Knowledge-based in silico models and dataset for the comparative evaluation of mammography AI for a range of breast characteristics, lesion conspicuities and doses

Part of Advances in Neural Information Processing Systems 36 (NeurIPS 2023) Datasets and Benchmarks Track

Bibtex Paper Supplemental

Authors

Elena Sizikova, Niloufar Saharkhiz, Diksha Sharma, Miguel Lago, Berkman Sahiner, Jana Delfino, Aldo Badano

Abstract

To generate evidence regarding the safety and efficacy of artificial intelligence (AI) enabled medical devices, AI models need to be evaluated on a diverse population of patient cases, some of which may not be readily available.
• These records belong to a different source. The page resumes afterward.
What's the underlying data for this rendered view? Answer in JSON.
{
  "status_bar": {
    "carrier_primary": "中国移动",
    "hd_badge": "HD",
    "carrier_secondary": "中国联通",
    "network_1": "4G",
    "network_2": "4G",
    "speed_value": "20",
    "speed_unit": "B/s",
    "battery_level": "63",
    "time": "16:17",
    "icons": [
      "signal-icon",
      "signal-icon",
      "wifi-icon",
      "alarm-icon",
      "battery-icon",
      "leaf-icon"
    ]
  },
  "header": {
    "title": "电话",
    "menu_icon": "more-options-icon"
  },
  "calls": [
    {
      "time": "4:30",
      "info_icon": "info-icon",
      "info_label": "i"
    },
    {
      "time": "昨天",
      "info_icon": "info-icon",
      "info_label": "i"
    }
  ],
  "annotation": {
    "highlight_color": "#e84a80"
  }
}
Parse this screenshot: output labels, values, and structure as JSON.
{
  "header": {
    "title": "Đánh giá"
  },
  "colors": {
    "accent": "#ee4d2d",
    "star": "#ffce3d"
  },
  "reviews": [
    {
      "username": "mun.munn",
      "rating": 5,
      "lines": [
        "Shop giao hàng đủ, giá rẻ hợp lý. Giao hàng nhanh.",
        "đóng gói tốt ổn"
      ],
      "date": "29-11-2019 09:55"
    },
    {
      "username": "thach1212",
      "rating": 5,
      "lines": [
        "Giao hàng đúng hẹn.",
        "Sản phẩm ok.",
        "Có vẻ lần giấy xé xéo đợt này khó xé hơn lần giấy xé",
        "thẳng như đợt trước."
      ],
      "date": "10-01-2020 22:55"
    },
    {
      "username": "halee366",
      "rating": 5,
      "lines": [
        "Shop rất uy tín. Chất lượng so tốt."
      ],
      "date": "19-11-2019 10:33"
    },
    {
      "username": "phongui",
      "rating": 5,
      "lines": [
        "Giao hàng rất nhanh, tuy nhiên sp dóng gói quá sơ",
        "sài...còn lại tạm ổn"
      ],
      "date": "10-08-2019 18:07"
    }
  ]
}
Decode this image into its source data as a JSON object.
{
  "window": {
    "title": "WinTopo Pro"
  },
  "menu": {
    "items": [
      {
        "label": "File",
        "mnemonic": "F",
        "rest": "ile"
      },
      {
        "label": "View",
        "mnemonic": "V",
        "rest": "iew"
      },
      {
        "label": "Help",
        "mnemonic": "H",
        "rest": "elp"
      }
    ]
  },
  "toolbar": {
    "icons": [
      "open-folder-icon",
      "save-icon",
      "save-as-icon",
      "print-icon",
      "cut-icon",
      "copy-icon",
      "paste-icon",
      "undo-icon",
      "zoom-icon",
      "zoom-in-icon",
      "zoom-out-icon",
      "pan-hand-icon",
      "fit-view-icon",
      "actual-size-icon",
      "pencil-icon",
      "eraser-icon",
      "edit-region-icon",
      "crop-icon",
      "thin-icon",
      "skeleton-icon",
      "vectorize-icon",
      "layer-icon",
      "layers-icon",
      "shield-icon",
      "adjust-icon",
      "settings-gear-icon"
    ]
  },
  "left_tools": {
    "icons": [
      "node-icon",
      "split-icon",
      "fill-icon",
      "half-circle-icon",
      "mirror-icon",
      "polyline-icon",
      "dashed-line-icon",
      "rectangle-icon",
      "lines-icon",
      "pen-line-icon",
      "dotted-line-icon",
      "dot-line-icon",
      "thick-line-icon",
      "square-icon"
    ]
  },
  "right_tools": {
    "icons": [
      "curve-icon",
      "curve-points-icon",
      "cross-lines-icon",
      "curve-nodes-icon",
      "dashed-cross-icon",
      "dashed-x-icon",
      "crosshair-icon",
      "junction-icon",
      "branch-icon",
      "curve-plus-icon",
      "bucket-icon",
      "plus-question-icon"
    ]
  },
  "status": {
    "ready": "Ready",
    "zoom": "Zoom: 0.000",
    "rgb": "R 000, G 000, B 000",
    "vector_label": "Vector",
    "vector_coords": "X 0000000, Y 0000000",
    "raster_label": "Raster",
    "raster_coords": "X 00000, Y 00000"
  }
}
We propose an evaluation approach for testing medical imaging AI models that relies on in silico imaging pipelines in which stochastic digital models of human anatomy (in object space) with and without pathology are imaged using a digital replica imaging acquisition system to generate realistic synthetic image datasets. Here, we release M-SYNTH, a dataset of cohorts with four breast fibroglandular density distributions imaged at different exposure levels using Monte Carlo x-ray simulations with the publicly available Virtual Imaging Clinical Trial for Regulatory Evaluation (VICTRE) toolkit. We utilize the synthetic dataset to analyze AI model performance and find that model performance decreases with increasing breast density and increases with higher mass density, as expected. As exposure levels decrease, AI model performance drops with the highest performance achieved at exposure levels lower than the nominal recommended dose for the breast type.